(CNSNews.com) - The U.S. merchandise trade deficit with China set a record through April, hitting $119,050,900,000 for the first four months of 2018, according to data released today by the Census Bureau.
From January through April, the Census Bureau reports, the United States exported $42,291,500,000 in goods to China while importing $161,342,400,000.
In other words, when measured by dollar value, the United States bought about 3.8 times as much in goods from China as China bought from the United States.
Prior to this year, the record for the highest trade deficit with China in the first four months of the year came in 2015, when it hit $115,320,000,000 in constant April 2018 dollars (adjusted using the Bureau of Labor Statistics inflation calculator).
The Census Bureau has posted online the month-by-month U.S.-China trade data going back to 1985.
In all 34 years from 1985 through 2018, the U.S. has run a merchandise trade deficit with China in the January through April period.
The last time the U.S. ran a merchandise trade surplus with China in any given month, according to the Census Bureau data, was in April 1986, when the U.S. ran a $54,000,000 trade surplus with China.
In every month since then, the U.S. has run a merchandise trade deficit with China.
In 1985, the first year for which the Census Bureau has posted the data online, the U.S. ran a January-through-April merchandise trade deficit with China of $240,000,000 (in constant April 2018 dollars). The $119,050,900,000 U.S.-China merchandise trade deficit in January through April of this year is 496 times that amount.
In January through April of 2017, the U.S. ran a $109,120,000,000 merchandise trade deficit with China (in constant April 2018 dollars).
Through all of 2017, the U.S. ran a merchandise trade deficit with China of $375,576,400,000 (in 2017 dollars).
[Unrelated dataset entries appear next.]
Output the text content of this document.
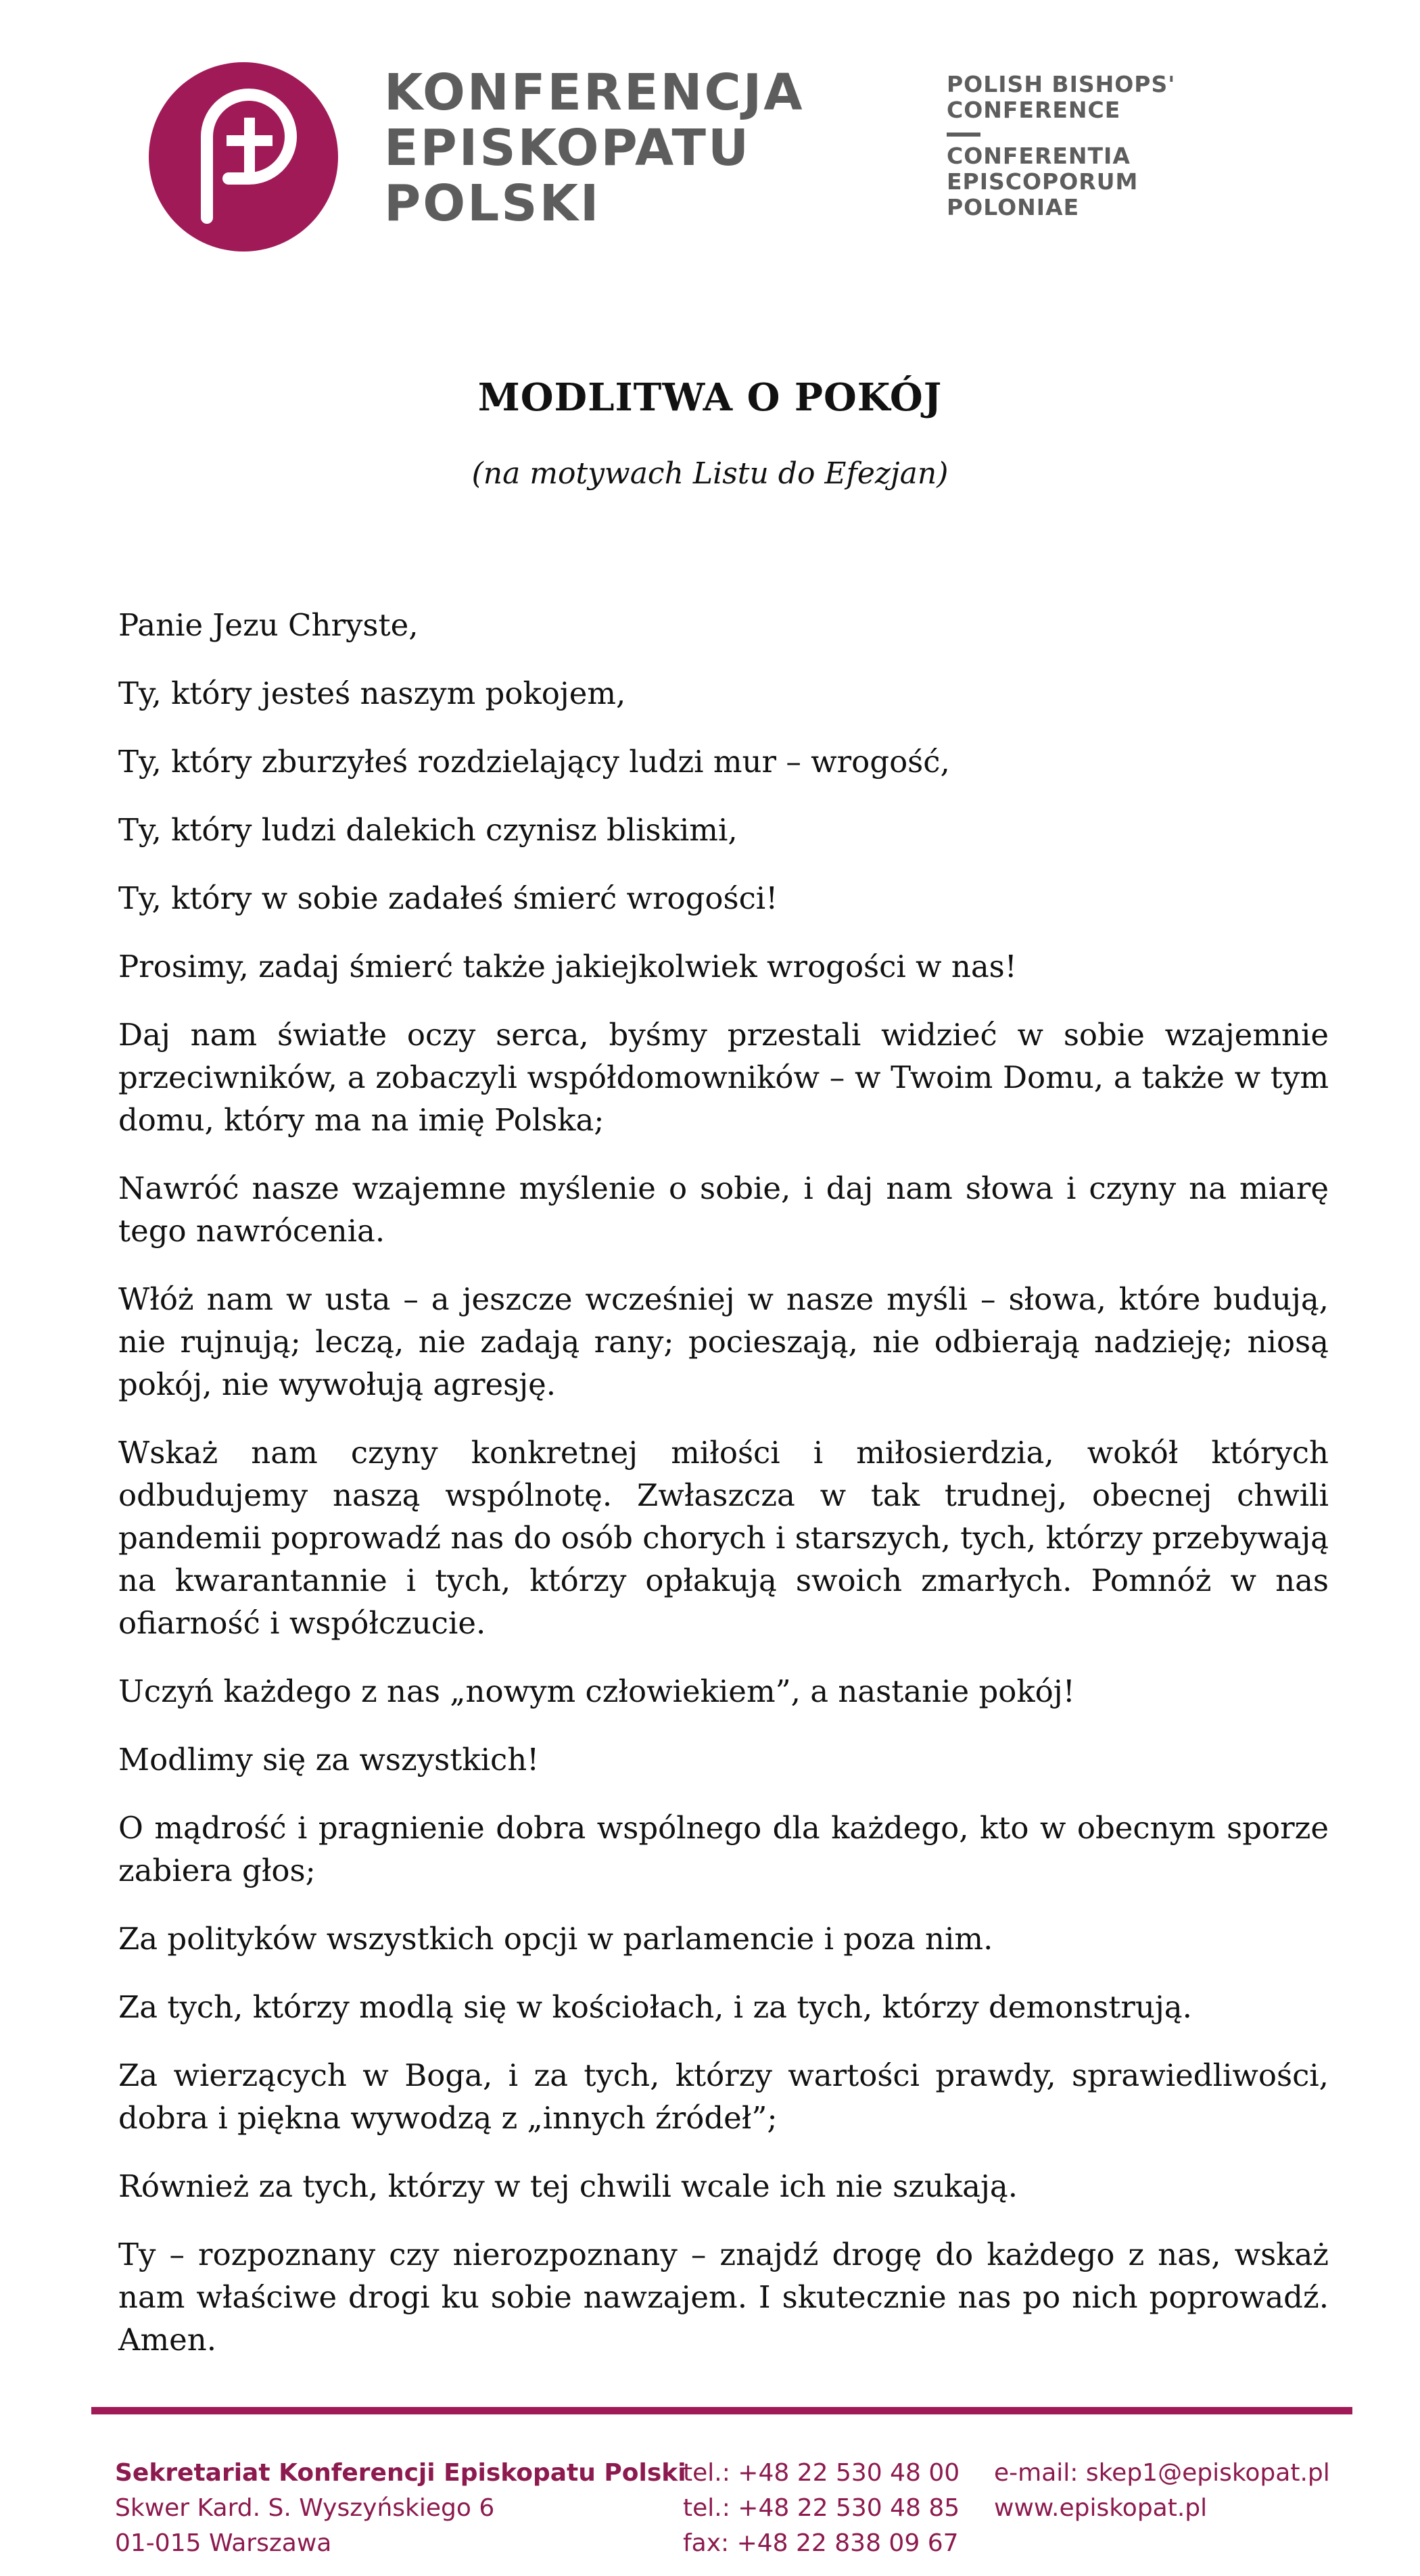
KONFERENCJA
EPISKOPATU
POLSKI
POLISH BISHOPS'
CONFERENCE
CONFERENTIA
EPISCOPORUM
POLONIAE
MODLITWA O POKÓJ
(na motywach Listu do Efezjan)

Panie Jezu Chryste,

Ty, który jesteś naszym pokojem,

Ty, który zburzyłeś rozdzielający ludzi mur – wrogość,

Ty, który ludzi dalekich czynisz bliskimi,

Ty, który w sobie zadałeś śmierć wrogości!

Prosimy, zadaj śmierć także jakiejkolwiek wrogości w nas!

Daj nam światłe oczy serca, byśmy przestali widzieć w sobie wzajemnie przeciwników, a zobaczyli współdomowników – w Twoim Domu, a także w tym domu, który ma na imię Polska;

Nawróć nasze wzajemne myślenie o sobie, i daj nam słowa i czyny na miarę tego nawrócenia.

Włóż nam w usta – a jeszcze wcześniej w nasze myśli – słowa, które budują, nie rujnują; leczą, nie zadają rany; pocieszają, nie odbierają nadzieję; niosą pokój, nie wywołują agresję.

Wskaż nam czyny konkretnej miłości i miłosierdzia, wokół których odbudujemy naszą wspólnotę. Zwłaszcza w tak trudnej, obecnej chwili pandemii poprowadź nas do osób chorych i starszych, tych, którzy przebywają na kwarantannie i tych, którzy opłakują swoich zmarłych. Pomnóż w nas ofiarność i współczucie.

Uczyń każdego z nas „nowym człowiekiem”, a nastanie pokój!

Modlimy się za wszystkich!

O mądrość i pragnienie dobra wspólnego dla każdego, kto w obecnym sporze zabiera głos;

Za polityków wszystkich opcji w parlamencie i poza nim.

Za tych, którzy modlą się w kościołach, i za tych, którzy demonstrują.

Za wierzących w Boga, i za tych, którzy wartości prawdy, sprawiedliwości, dobra i piękna wywodzą z „innych źródeł”;

Również za tych, którzy w tej chwili wcale ich nie szukają.

Ty – rozpoznany czy nierozpoznany – znajdź drogę do każdego z nas, wskaż nam właściwe drogi ku sobie nawzajem. I skutecznie nas po nich poprowadź. Amen.

Sekretariat Konferencji Episkopatu Polski
Skwer Kard. S. Wyszyńskiego 6
01-015 Warszawa
tel.: +48 22 530 48 00
tel.: +48 22 530 48 85
fax: +48 22 838 09 67
e-mail: skep1@episkopat.pl
www.episkopat.pl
This resulted from the U.S. importing $505,470,000,000 in goods from China, while exporting only $129,893,600,000.
In 2017, according to the Census Bureau, the top products the U.S. imported from China (by dollar value) were cell phones and other household goods ($70,359,818,000); computers ($45,515,206,000); telecommunications equipment ($33,490,521,000); computer accessories ($31,648,577,000); toys, games and sporting goods ($26,751,412,000); apparel, textiles, nonwool or cotton ($24,137,388,000); furniture, household goods ($20,669,126,000); other parts and accessories of vehicles ($14,406,417,000); household appliances ($14,138,581,000); and electric apparatus ($14,080,858,000).
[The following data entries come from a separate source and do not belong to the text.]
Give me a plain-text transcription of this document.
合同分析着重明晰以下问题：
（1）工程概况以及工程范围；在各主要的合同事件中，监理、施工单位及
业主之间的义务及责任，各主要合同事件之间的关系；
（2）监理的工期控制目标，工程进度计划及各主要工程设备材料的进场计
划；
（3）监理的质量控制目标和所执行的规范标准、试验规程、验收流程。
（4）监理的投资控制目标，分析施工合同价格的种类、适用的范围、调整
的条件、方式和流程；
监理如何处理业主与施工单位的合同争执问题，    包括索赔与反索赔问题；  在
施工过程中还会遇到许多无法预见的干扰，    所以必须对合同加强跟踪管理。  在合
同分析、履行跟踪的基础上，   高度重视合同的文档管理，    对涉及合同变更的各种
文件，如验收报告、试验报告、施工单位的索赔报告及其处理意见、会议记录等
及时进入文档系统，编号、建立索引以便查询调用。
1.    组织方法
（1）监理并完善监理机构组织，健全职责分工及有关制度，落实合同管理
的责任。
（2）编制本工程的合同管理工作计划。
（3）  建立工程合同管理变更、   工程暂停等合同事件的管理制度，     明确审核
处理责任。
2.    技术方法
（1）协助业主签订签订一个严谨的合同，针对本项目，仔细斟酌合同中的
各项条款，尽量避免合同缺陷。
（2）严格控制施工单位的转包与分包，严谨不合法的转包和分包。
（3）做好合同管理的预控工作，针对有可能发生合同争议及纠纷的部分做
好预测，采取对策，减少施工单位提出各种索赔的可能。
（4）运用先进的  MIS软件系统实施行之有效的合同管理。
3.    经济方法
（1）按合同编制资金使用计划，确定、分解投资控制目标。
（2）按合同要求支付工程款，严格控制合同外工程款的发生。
The top products the U.S. exported to China in 2017, according to the Census Bureau, were civilian aircraft, engines, equipment and parts ($16,264,533,000); soybeans ($12,258,835,000); passenger cars, new and used ($10,211,268,000); semiconductors ($6,076,509,000); industrial machines, other ($5,447,303,000); crude oil ($4,400,921,000); plastic materials ($4,002,797,000); medicinal equipment ($3,453,343,000); pulpwood and woodpulp ($3,359,165,000); and logs and lumber ($3,177,402,000).